Meena Thomas, a senior market economist with the Public Utility Commission of Texas, said the state regulators’ Cost Allocation Working Group would be unlikely to accept any increase in base-plan funding as part of any rule change.
“Based on discussions at the CAWG, they have a concern,” Thomas said.
Staff Proposes New Schedule
Staff proposed replacing the Tariff’s Attachment Z2 with a separate Schedule 13. SPP’s Charles Locke said the new schedule’s charges would fund all upgrade sponsors’ credit payments and would apply to all network and point-to-point customers.
“A separate schedule might be cleaner and less complex in both administration and Tariff structure,” Locke said.
He said the charge could either be a regionwide charge or a combination of regionwide and zonal charges. The rate would be revised periodically, he said, possibly through an annual formula update.
Under the Schedule 13 proposal, Locke said, the entire facility cost would not be “simply” rolled into rates, instead being limited by the extent to which the facility is used for transmission service. He said the proposal would address legacy Z2 balances and eliminate directly assigned upgrade costs in the future.
Barraged by questions about his proposal, Locke injected some levity into the discussion. “Just to clear things up, I’m going to throw some calculations on the board,” he said to laughter.
The staff proposal had its supporters. “I’d like to see where Schedule 13 goes,” said the Kansas Power Pool’s Larry Holloway. “[I’d like to know] how material are the dollars that fly around and some idea of how big it is.”
AEP: Eliminate Invoicing
American Electric Power’s Richard Ross proposed an approach he said was “fair, reasonable and efficient.” He focused on sponsored network upgrades, saying the current approach has been to view the projects as “new construction,” but that they should be viewed as economic projects.
Ross suggested continuing to calculate revenue credits for long-term service and regionally funding the costs while eliminating the short-term revenue credit calculations and grossing up other credits by 2%. He said existing sponsorships should be handled the same way.
“The process would eliminate the invoicing and stop the proliferation of new project sponsors and their associated accounting,” Ross said.
Dennis Reed, a recent Westar Energy retiree and now a consultant with his Midwest Regulatory Consulting firm, had his own ideas. He proposed eliminating short-term TSR credits to reduce the number of new upgrade sponsors but leaving the rest of the TSR-upgrade process the same.
Reed suggested creating a 20-year payback schedule for only those generation interconnection (GI) upgrades that create available transfer capability (ATC) and giving ILTCRs for sponsored upgrades, which must still meet the current need test.
“The basic goal is to minimize the work staff has to do,” said Reed, alluding to the processing of short-term service requests, which account for about 2% of all Z2 work.

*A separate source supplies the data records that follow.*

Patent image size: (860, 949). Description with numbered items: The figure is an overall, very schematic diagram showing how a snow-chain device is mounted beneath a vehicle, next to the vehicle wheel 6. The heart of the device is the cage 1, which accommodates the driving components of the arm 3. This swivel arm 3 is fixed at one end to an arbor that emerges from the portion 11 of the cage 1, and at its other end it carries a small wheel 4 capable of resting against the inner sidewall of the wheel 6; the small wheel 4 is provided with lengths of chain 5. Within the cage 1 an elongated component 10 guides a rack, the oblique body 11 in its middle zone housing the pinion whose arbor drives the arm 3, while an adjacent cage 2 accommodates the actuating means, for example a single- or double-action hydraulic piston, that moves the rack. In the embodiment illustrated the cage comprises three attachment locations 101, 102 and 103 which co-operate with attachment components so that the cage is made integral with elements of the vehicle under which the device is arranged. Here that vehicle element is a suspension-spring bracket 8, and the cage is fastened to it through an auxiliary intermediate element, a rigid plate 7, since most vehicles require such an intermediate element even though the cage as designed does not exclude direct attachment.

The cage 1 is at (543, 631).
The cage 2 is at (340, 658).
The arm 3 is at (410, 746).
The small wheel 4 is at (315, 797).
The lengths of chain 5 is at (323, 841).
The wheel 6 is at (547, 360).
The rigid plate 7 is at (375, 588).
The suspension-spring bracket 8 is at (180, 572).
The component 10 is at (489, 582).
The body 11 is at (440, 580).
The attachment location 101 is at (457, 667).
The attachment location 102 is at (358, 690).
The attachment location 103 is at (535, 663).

Reed said his proposal would reduce the number of future upgrade sponsors and give GI customers a guaranteed payment schedule for all upgrades that provide added ATC. It would also lower costs to transmission customers because most upgrades that do not increase ATC — generally for switches and enhanced control systems — are not eligible for payments, he said.
“A builder of a sponsored upgrade will know the possible value of any upgrade it builds,” Reed said.